Three Possible Explanations for Low Coronavirus Mortality Rate in Germany
RIO DE JANEIRO, BRAZIL – The coronavirus figures in Germany hide a conundrum: the country currently counts 19,000 confirmed cases but only 68 dead. This results in a mortality rate of 0.36 percent, much lower than in France (two percent), Spain (four percent) and Italy (eight percent).

We know that this difference is influenced by Germany’s ability to perform thousands of tests. But there must be something more. The German mortality rate is also exceptionally low compared to South Korea (one percent), whose diagnostic capacity is also considered high.
So how to explain the German case? On Friday, Spanish Health Ministry spokesperson Fernando Simón said they do not know. And the German authorities also do not have a conclusive explanation. But there are at least three scenarios:
1. It is possible that the virus outbreak occurred later in Germany. The first local outbreak of contagion within Europe was detected in Italy and was very advanced when it emerged: so the dead quickly emerged there.

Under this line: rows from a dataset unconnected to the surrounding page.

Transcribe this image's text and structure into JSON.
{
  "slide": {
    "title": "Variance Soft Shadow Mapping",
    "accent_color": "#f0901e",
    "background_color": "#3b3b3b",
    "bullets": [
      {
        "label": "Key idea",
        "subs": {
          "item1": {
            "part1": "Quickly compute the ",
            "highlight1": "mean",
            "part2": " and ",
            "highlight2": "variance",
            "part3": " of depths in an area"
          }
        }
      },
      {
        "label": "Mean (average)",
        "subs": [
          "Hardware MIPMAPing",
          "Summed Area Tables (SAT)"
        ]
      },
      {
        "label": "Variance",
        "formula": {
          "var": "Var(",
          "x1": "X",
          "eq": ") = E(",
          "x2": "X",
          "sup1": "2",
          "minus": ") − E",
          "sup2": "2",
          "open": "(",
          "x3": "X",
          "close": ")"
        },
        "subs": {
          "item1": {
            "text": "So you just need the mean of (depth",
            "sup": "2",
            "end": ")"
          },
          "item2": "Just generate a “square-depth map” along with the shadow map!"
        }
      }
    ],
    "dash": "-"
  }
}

Only a week passed between infected number 20 and dead number 20. This suggests that the outbreak had been active for weeks because the disease takes two to three weeks to kill.
The alarm in Italy caused European countries to double their detection efforts. In Spain, the number of detected cases has multiplied from an outbreak that was in fact already in the country.
The first cases were also detected in Germany, but their outbreak was undoubtedly at an early stage. “Germany recognized its outbreak very early on. Two or three weeks earlier than some neighboring countries,” virologist Christian Drosten told Zeit magazine.
“That’s because we diagnosed and tested extensively. We certainly lost cases in that first stage. But I don’t think we missed a major outbreak”.
That may explain its lower mortality rate. For two reasons. First, because if Germany detected the cases from the outset, it would have detected more infected youths, who are the first to become infected (they travel more and have more contact with foreigners). Youths are better able to withstand the virus. Deaths are more common when the virus spreads and older people become infected.
The other reason is that deaths take some time to occur. In many countries we have seen that mortality rates have increased over time. This happened in South Korea, where the tests are more exhaustive and mortality doubled: from 0.5 to 1.1 percent between March 1st and 20th.
If the outbreak in Germany is more recent than in Spain and Italy, its mortality rates could increase.

2. The German patients are younger. In Germany a sample of those infected is published daily, so we know that their average age is 47 and that only 20 percent are over 60. These figures are similar to those in Korea, but very different from those in Italy, where the average age of those infected -detected- is 66 and 58 percent are over 60.
Older Covid-19 patients are at higher risk. The population pyramid of each country may also influence. Italy is the European country with the highest number of inhabitants aged over 65 (26 percent), while in Korea there are only 14 percent. But this does not help to explain the German case, where 25 percent of people are 65 or older.
Cultural factors can also weigh in. China’s data says that between 75 and 80 percent of Covid-19 infections occurred in family groups, as Bruce Aylward of the WHO told The New York Times. But daily contact between the young and the elderly is not the same in all societies.
As Moritz Kuhn of the University of Bonn (Germany) suggests, people aged 30 to 49 living with their parents exceed 20 percent in Italy, China, and Japan, while in Germany they are just over ten percent.
3. The tests are behind it all. Germany has said through the Robert Koch Institute, the center in charge of disease control, that it can perform 160,000 tests per week. The country may have conducted as many as 4,000 tests per million people, well above the 625 per million conducted by Spain.
Clearly, better detection reduces gross mortality rates to bring them closer to reality: if all infections are accounted for – including the milder ones – the proportion of deaths among infected people will be lower.
This is also suggested by South Korea’s figures. It is the country that has conducted the most tests (more than 5,000 per million inhabitants), and even though its outbreak is several weeks old, it is still one of the countries with the lowest mortality rate, 1.1 percent, which is often used as a benchmark.
It is likely that the low mortality of the virus in Germany is due to a combination of several factors. On Saturday, the Brazilian Ministry of Health suggested another possibility for success in the death rate of Angela Merkel’s country: having more ICUs than her European neighbors. Its numbers will likely remain far from those in Spain and Italy, as long as the country continues to be able to test massively.
But if another factor is that its outbreak is at an early stage, its death toll will rise and mortality will increase. The question is by how much.